Deutsche Wirtschaft zögert in Nordafrika

Freiheit ist möglich, so die Botschaft der Jasminrevolution. Wilde Streiks belasten jedoch Tunesiens erwachende Demokratie – mehr Investoren aus der Wirtschaft könnten das Vertrauen in die Zukunft erhöhen.

In den Tagen der Revolution wurden viele Unternehmen in Tunesien bestreikt. Das beunruhigte auch deutsche Firmenchefs – obwohl sie Arbeitskonflikte zu Hause gewohnt sind und verstehen, wenn Menschen mehr Lohn und kürzere Arbeitszeiten verlangen. In Tunesien gibt es jedoch keine Regeln dafür. „Ich würde mir wünschen, dass in den nächsten Monaten wieder Ruhe und Stabilität hergestellt werden, ähnlich wie vor der Revolution“, gesteht Erwin Vehar, Leiter der seit zwei Jahren in Tunesien produzierenden Electrocontact mit aktuell 410 Mitarbeitern.

Die Lage scheint sich immerhin zu entspannen. Der Nürnberger Kabelhersteller Leoni berichtet, seine vier Standorte hätten die alte Ordnung vier Monate nach dem Sturz von Diktator Ben Ali wiedergefunden. Die Produktion laufe überall „auf Normalniveau“, sogar ein fünfter Standort sei gerade in Überlegung. Seit über 30 Jahren fertigt Leoni hier Elektronik für Autos, betont Kommunikationsleiter Bernd Buhmann: „Unseren Leuten ist klar, dass Leoni nur erfolgreich bleibt, wenn wir unsere Liefertreue erhalten.“ Der Weg fertiger Kabelboxen aus Tunesien zu Daimler oder VW darf im Schnitt nicht mehr als fünf Tage kosten – sonst gehen Preisvorteile verloren. Diskussionen darüber mit der Belegschaft, davon 67 Prozent Frauen, haben sich für das Unternehmen gelohnt.

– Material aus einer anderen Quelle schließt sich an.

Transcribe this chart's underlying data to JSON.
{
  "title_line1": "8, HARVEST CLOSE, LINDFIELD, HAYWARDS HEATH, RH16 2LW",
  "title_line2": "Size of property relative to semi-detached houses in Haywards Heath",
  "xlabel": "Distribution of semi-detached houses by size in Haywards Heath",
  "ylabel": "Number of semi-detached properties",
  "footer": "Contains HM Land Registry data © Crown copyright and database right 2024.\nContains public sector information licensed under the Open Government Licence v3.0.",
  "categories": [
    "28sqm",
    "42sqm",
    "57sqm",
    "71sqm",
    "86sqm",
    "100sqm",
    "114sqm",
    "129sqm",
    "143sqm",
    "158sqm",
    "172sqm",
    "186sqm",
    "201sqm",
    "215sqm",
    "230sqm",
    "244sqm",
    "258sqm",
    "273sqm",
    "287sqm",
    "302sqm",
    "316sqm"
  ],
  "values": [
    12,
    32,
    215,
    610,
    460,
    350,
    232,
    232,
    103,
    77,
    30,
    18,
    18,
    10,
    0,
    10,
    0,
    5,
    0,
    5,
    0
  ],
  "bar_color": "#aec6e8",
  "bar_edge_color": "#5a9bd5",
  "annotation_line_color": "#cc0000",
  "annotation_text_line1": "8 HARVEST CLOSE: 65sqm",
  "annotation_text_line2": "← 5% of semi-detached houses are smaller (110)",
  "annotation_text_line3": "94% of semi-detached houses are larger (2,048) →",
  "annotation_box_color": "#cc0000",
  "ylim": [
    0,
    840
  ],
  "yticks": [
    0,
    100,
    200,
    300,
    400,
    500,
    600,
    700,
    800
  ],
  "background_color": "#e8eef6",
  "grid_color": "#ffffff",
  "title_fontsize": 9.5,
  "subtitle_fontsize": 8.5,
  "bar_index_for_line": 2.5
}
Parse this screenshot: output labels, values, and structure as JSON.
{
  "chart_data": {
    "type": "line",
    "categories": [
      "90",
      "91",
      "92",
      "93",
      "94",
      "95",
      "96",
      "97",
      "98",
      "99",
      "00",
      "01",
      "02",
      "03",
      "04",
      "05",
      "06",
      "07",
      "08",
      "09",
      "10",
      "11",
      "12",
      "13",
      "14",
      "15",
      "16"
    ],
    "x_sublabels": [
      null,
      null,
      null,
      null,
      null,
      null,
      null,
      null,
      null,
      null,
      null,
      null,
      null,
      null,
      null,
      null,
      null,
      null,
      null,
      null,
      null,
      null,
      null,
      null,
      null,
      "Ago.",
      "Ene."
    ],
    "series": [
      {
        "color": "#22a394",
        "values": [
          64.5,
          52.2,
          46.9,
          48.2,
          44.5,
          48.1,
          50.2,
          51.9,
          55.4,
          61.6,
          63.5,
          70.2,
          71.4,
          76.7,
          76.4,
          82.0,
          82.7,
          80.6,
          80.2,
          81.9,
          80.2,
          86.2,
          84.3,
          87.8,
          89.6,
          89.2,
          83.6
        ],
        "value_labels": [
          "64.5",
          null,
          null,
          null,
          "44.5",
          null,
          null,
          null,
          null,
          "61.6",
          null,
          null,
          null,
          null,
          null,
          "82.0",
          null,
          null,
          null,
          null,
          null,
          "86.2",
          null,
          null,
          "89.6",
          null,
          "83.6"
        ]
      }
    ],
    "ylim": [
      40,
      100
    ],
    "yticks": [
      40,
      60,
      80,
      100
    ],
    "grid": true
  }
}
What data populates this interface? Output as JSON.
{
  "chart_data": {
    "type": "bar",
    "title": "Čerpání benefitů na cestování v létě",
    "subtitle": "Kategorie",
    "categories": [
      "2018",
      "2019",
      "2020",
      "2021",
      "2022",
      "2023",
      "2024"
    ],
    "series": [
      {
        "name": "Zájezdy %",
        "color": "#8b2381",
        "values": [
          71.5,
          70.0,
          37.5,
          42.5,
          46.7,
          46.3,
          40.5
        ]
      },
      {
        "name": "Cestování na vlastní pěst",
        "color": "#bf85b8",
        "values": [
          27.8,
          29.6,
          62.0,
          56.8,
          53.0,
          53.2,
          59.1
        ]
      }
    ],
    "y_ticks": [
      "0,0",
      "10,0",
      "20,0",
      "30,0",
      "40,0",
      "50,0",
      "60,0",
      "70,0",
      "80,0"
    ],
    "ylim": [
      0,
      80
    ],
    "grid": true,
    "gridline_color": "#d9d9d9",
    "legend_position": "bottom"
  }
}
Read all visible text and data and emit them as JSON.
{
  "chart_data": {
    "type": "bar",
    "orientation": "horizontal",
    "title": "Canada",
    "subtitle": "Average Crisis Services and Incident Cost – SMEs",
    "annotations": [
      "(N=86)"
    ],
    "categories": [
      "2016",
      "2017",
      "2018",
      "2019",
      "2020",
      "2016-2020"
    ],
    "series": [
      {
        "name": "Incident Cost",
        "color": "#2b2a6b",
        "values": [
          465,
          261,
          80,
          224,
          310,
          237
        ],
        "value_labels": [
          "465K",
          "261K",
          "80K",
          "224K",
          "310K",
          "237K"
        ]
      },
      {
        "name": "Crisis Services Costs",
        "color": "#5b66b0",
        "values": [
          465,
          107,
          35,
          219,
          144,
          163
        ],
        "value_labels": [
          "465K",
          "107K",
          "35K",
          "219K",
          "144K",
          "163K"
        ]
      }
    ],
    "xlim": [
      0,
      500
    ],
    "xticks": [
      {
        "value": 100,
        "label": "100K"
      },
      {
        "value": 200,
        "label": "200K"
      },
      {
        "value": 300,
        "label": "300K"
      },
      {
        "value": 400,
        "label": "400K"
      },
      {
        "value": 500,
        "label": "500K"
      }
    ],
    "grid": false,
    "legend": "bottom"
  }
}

Das Beispiel zeigt, wo der Schuh drückt: Freie Gewerkschaften, Betriebsräte, Tarif­autonomie oder soziale Marktwirtschaft waren in der Diktatur tabu. Die Bundesregierung hat Tunesien, aber auch Ägypten Übergangspartnerschaften vorgeschlagen, um Strukturen dafür zu schaffen. Denn wilde Streiks schrecken Investoren ab. Zusätzlich griffen Beamte des Bundeswirtschaftsministeriums zum Telefonhörer und riefen deutsche Manager an: Auch im nationalen Interesse wünschen sich Berliner Politiker mehr Jobs (oder sogar deutsche Tochterfirmen) für ­Tunesiens junge Demokratie (siehe Kommentar von Dirk Niebel S.216).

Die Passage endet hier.